All of those items will be at your expense, over and above the flat-rate and commission they will charge, but they will usually off-set those expenses against the gross receipts so that you will not be required to come up with any front money and it gives the auction service the incentive to make sure that the sale is a success.
You have already posted that your aunt's funeral expenses have not been paid and that she left some 40K in medical expenses so you know that this is basically a "no-asset" estate. In most states, funeral costs and costs of administration are paid first and all other debts are on a set priority schedule. Your attorney can give you the break-down for your state.
There is no need for you to be running around trying to find moving boxes or worrying about moving furniture yourself. In fact, the more you "cherry-pick" the items of personal property (other than items of family significance), the less likely it is that you will be able to find an estate auction company willing to take on the task.
I wish you well ~ it really is not as difficult as you might think.
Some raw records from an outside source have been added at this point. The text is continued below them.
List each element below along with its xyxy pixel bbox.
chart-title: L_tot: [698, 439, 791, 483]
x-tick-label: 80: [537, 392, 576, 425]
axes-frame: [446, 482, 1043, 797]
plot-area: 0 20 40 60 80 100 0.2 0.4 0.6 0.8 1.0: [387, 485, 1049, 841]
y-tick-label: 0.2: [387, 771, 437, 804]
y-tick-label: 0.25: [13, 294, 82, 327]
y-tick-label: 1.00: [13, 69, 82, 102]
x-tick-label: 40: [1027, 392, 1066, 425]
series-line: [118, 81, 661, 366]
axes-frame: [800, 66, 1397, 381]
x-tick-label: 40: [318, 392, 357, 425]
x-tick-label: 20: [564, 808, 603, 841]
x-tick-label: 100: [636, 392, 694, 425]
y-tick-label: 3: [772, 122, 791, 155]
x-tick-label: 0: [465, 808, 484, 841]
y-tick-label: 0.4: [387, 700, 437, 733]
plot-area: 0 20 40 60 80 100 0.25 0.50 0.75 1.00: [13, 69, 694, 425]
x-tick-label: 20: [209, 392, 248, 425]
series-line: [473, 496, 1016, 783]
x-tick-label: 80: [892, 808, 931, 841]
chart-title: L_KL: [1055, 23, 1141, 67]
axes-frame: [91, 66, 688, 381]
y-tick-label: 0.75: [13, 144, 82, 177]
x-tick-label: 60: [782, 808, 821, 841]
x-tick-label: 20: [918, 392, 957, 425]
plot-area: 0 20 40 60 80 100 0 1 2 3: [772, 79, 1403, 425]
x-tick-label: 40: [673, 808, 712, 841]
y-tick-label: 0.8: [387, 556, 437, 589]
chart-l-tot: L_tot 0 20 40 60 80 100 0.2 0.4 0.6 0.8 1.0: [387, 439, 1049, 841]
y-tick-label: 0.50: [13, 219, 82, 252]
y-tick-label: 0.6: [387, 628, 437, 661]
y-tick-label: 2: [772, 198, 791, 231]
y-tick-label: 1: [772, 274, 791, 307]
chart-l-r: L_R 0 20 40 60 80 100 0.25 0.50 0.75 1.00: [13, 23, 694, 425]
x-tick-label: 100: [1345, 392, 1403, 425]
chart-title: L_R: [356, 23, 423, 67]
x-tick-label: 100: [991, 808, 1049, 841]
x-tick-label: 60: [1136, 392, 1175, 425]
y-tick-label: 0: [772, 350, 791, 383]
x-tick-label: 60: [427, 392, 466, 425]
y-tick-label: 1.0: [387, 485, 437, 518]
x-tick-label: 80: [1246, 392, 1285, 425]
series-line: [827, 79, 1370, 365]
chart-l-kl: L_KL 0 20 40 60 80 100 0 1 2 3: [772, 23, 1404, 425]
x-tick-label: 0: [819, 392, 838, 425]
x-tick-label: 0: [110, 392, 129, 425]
Just clear out the items I set forth in step one and leave the rest up to the professionals; they know what needs to be done and will get it done leaving you with the satisfaction that you have honored your aunt by taking care of the matter.
Unless you are the sole heir, there are legal guidelines re reporting expenses and/or income from the proceeds of Aunt's estate that must be met in a timely manner....they vary by state.
Hire a reputable licensed appraiser. No offense to RE agents, contractors etc who may offer estimatesm but opinions & guesstimates are rarely accepted by Courts or IRS.
In addition to IR's good advice, suggest an often overlooked CYA: Keep a log of items sold or given to relatives including photo of each item, $amount or name of heir. And, log out of pocket expenses directly related to conducting your Admin duties (miles traveled, fees paid, etc).
Condolences and best wishes........
Certainly you want as much as possible.
Make sure you have permission from the court to contract the property before the probate is settled.
Pack up valuables, get pertinent papers out of the house and safe.
Have an estate sale for furniture and misc. stuff. know the values, research on net.
Talk to the third Realtor again reviewing comps.
Are you in Saratoga Springs NY.? Just curious, my fathers' side of the family is from there, and was in charge of the grounds at Saratoga Raceway.This message has been edited. Last edited by: real estate lady,
Near Saratoga - about 15 miles away.
Ah, I know the area well...especially Ballston Spa area. Beautiful.